NATHAN Tinkler has made another attempt to insert himself into the Australian coal scene by heading Australian Pacific Coal in a $13.2 million deal with the Queensland coal exploration company.
Tinkler has another stab at Qld coal Tinkler has another stab at Qld coal Tinkler has another stab at Qld coal Tinkler has another stab at Qld coal Tinkler has another stab at Qld coal

Nathan Tinkler

Lou Caruana

The move comes as the embattled former coal baron is being pursued by creditors and after his Bentley company and joint venture vehicle Trepang were knocked back by the Australian Securities Exchange in their efforts to convert Western Australian oil and gas junior Orca Energy into a $20 million cash box company.

An earlier attempt by Tinkler to buy Peabody Energy’s Wilkie Creek coal mine in Queensland was also stymied by funding issues.

“Australian Pacific Coal has a number of exciting projects adjacent to existing large-scale operations,” Tinkler said of the Auspac deal, under which Bentley and Trepang would each take a 42.5% stake in the company by buying $6.6 million of new shares at 0.4c each through a placement.

“We intend to expedite the progression of these projects following completion of the proposed transaction.
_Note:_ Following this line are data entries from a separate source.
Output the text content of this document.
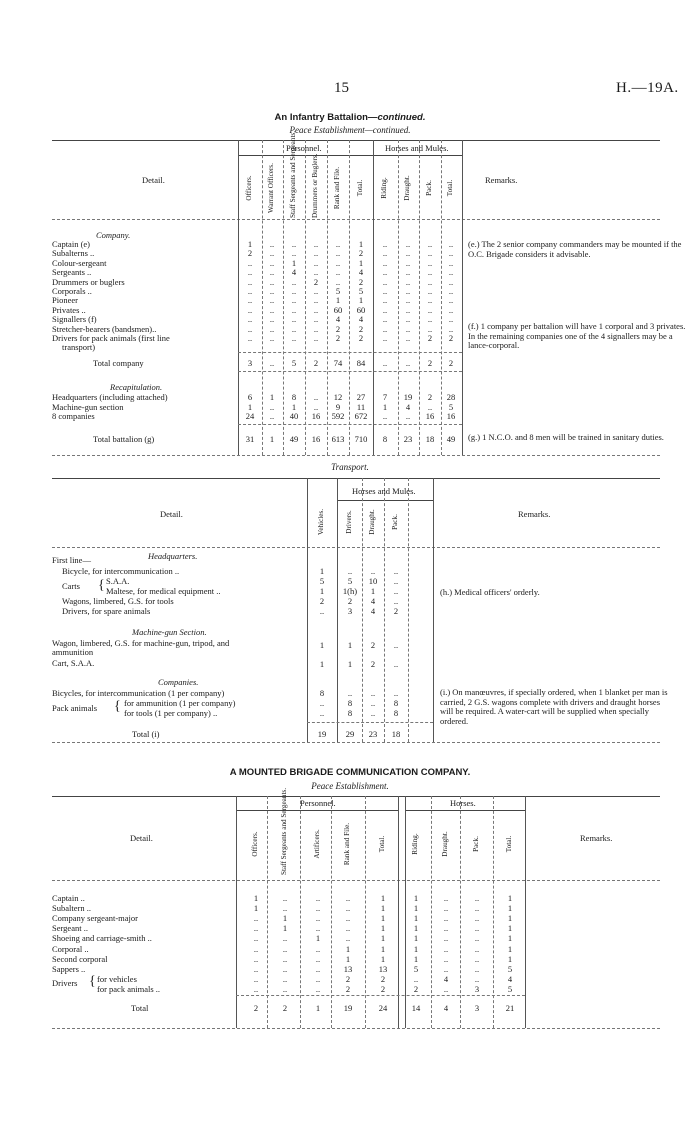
15	H.—19A.
An Infantry Battalion—continued.
Peace Establishment—continued.
Detail.	Remarks.
Personnel.	Horses and Mules.
Officers. Warrant Officers. Staff Sergeants and Sergeants. Drummers or Buglers. Rank and File. Total. Riding. Draught. Pack. Total.
Company.
Captain (e)	1	..	..	..	..	1	..	..	..	..
Subalterns ..	2	..	..	..	..	2	..	..	..	..
Colour-sergeant	..	..	1	..	..	1	..	..	..	..
Sergeants ..	..	..	4	..	..	4	..	..	..	..
Drummers or buglers	..	..	..	2	..	2	..	..	..	..
Corporals ..	..	..	..	..	5	5	..	..	..	..
Pioneer	..	..	..	..	1	1	..	..	..	..
Privates ..	..	..	..	..	60	60	..	..	..	..
Signallers (f)	..	..	..	..	4	4	..	..	..	..
Stretcher-bearers (bandsmen)..	..	..	..	..	2	2	..	..	..	..
Drivers for pack animals (first line	..	..	..	..	2	2	..	..	2	2
transport)
Total company	3	..	5	2	74	84	..	..	2	2
Recapitulation.
Headquarters (including attached)	6	1	8	..	12	27	7	19	2	28
Machine-gun section	1	..	1	..	9	11	1	4	..	5
8 companies	24	..	40	16	592	672	..	..	16	16
Total battalion (g)	31	1	49	16	613	710	8	23	18	49
(e.) The 2 senior company commanders may be mounted if the O.C. Brigade considers it advisable.
(f.) 1 company per battalion will have 1 corporal and 3 privates. In the remaining companies one of the 4 signallers may be a lance-corporal.
(g.) 1 N.C.O. and 8 men will be trained in sanitary duties.
Transport.
Detail.	Remarks.
Horses and Mules.
Vehicles.	Drivers. Draught. Pack.
First line—	Headquarters.
Bicycle, for intercommunication ..	1	..	..	..
S.A.A.	5	5	10	..
Maltese, for medical equipment ..	1	1(h)	1	..
Wagons, limbered, G.S. for tools	2	2	4	..
Drivers, for spare animals	..	3	4	2
Carts {	(h.) Medical officers' orderly.
Machine-gun Section.
Wagon, limbered, G.S. for machine-gun, tripod, and
ammunition
1	1	2	..
Cart, S.A.A.	1	1	2	..
Companies.
Bicycles, for intercommunication (1 per company)	8	..	..	..
Pack animals { for ammunition (1 per company)	..	8	..	8
for tools (1 per company) ..	..	8	..	8
Total (i)	19	29	23	18
(i.) On manœuvres, if specially ordered, when 1 blanket per man is carried, 2 G.S. wagons complete with drivers and draught horses will be required. A water-cart will be supplied when specially ordered.
A MOUNTED BRIGADE COMMUNICATION COMPANY.
Peace Establishment.
Detail.	Remarks.
Personnel.	Horses.
Officers.	Staff Sergeants and Sergeants.	Artificers.	Rank and File.	Total.	Riding.	Draught.	Pack.	Total.
Captain ..	1	..	..	..	1	1	..	..	1
Subaltern ..	1	..	..	..	1	1	..	..	1
Company sergeant-major	..	1	..	..	1	1	..	..	1
Sergeant ..	..	1	..	..	1	1	..	..	1
Shoeing and carriage-smith ..	..	..	1	..	1	1	..	..	1
Corporal ..	..	..	..	1	1	1	..	..	1
Second corporal	..	..	..	1	1	1	..	..	1
Sappers ..	..	..	..	13	13	5	..	..	5
for vehicles	..	..	..	2	2	..	4	..	4
for pack animals ..	..	..	..	2	2	2	..	3	5
Drivers {
Total	2	2	1	19	24	14	4	3	21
Our aim is to create significant value for all shareholders, as these projects move forward from exploration to potentially production in the coming years.”

Auspac’s former exploration partner Rio Tinto chose not to exercise an option to buy its Hillalong coal project in Queensland.

As a consequence Rio Tinto was obliged to return all of its interests in EPCs 1773, 1867 and 1645, including exploration data, to Area Coal, a 100% owned subsidiary of Auspac.

Auspac said that it would also undertake a non-renounceable entitlements issue to raise up to $1.42 million before costs.

“The funds raised from the placement and entitlements issue will place the company in a strong financial position to progress and expedite the exploration programs planned for the company’s existing suite of coal assets in Queensland,” it said.

“The company’s first priority post the completion of the placement and entitlements issue is to investigate the potential for a standalone open cut metallurgical mine at the Hillalong project area formerly subject to an option agreement with Rio Tinto.

“Hillalong is located adjacent to Rio Tinto’s Hail Creek mine, one of Queensland’s premier coking coal mines, located approximately 120 km southwest of Mackay and 35km northwest of Nebo.”